Thursday, February 12, 2009

Swagger is back for confident Kevin Harvick

DAYTONA BEACH, Fla. (AP) -- Kevin Harvick isn't much on predictions. The 2007 Daytona 500 winner would rather let his car do the talking.

Still, Harvick didn't hesitate after a dramatic win in the Budweiser Shootout last Saturday when asked if his No. 29 Chevrolet is ready to make a serious run at ending Jimmie Johnson's three-year reign atop NASCAR's premiere circuit.


"I'm not going to sit up here and promise you can we beat the 48 because they've been hard to beat the last three years," Harvick said.

Then, without skipping a beat, he added with a smile "right now we don't think anybody can beat us."

It was the kind of statement Harvick didn't dare make a year ago, when he came to Daytona as defending champion knowing he had little shot at a repeat.

"Last year at this point it was like, 'Man, I hope we can keep up with the draft,"' Harvick said.

Harvick did, but was never a threat to winner Ryan Newman. He qualified 16th and ended up 14th.

It marked the start of a frustrating four months as Richard Childress Racing's longest tenured driver struggled to find any consistency. He went 12 straight races without making the top 10 and was in danger of missing the Chase for the championship for the first time since 2005.

Rather than panic, he simply sent his team back to work and it paid off with the kind of hot stretch that made him the most consistent driver not named Jimmie Johnson down the stretch. Harvick didn't win a race for only the second time in his career, but worked his way into the Chase, where he finished fourth after posting seven top-10s during the sprint to the finish.

Yet his team's surprising surge was overshadowed by a highly publicized scuffle with Carl Edwards before the fall race at Lowe's Motor Speedway. Pictures showed the two grabbing each other days after Harvick made some critical comments of Edwards' driving that led to a wreck at Talladega.

Harvick has done his best to move on, focusing this offseason on fine tuning a team that's finished in the season's top 10 four times in eight years.

Childress switched out a couple of Harvick's crew members, but kept Todd Berrier on as crew chief thinking the No. 29 car wasn't far away from getting to the top after a few near misses.

"I think over the last five years we've had moments of everything that we needed to do, but we just need to put it all in one year," Harvick said. "Last year from Chicago on, we ran in the top 10, top five every week. In 2006 we won a ton of races. (In) 2003 we were consistent (but) just kind of fell behind in the beginning."

He might not fall behind this year after a scarily efficient run during the Shootout.

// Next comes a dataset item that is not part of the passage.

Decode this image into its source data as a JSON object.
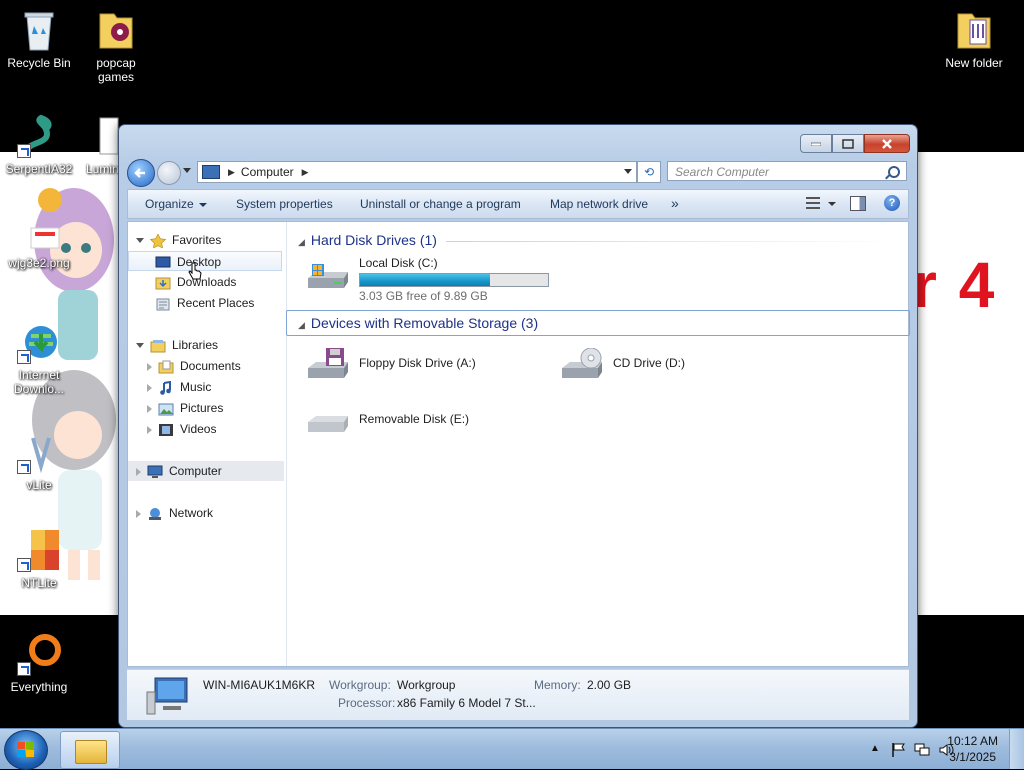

Harvick seemed out of it during the first segment after sustaining some minor damage to a fender but found a little something during the 10-minute intermission.

During the second segment, Harvick simply bided his time waiting for the moment to strike. It didn't escape the notice of Jeff Gordon, who said over the radio late in the race he thought Harvick was playing possum.

Harvick just laughed, saying it just looked like that because the car was taking its time finding the groove. He praised his team for finding a way to win rather than getting frantic when things appeared to be going south.

"We have good chemistry," Harvick said. "I think we're all a lot calmer than we were five years ago and relaxed, really get along well with each other. So I think that means a lot. I think our experience carries us when we're having a bad day. We could have all flipped out and had something crazy happen. But we all kept our heads on, stayed calm, wound up winning the race."

Thanks to a combination of patience and impeccable timing, something Harvick seems to have a knack for at Daytona, Harvick's move to beat McMurray looked awfully familiar. He won the 500 two years ago after roaring up the backstretch on the final lap and beating Mark Martin in a drag race to the finish, escaping a massive wreck that seemingly ate up half the field.

Those last-second heroics have taught Harvick a valuable lesson he grappled with during his early days at RCR: patience. It's something he had in short supply a few years ago, when the prospect of driving in NASCAR's biggest race was almost too much.

"The hardest part is keeping yourself even keel across the board," the 33-year-old Harvick said. "You have to keep a balance until you get to Sunday and understand what goes with the week."

Namely, staying cool, waiting for your shot and making sure you don't miss.

Harvick didn't during the Shootout.

He's hoping to get another one late Sunday night.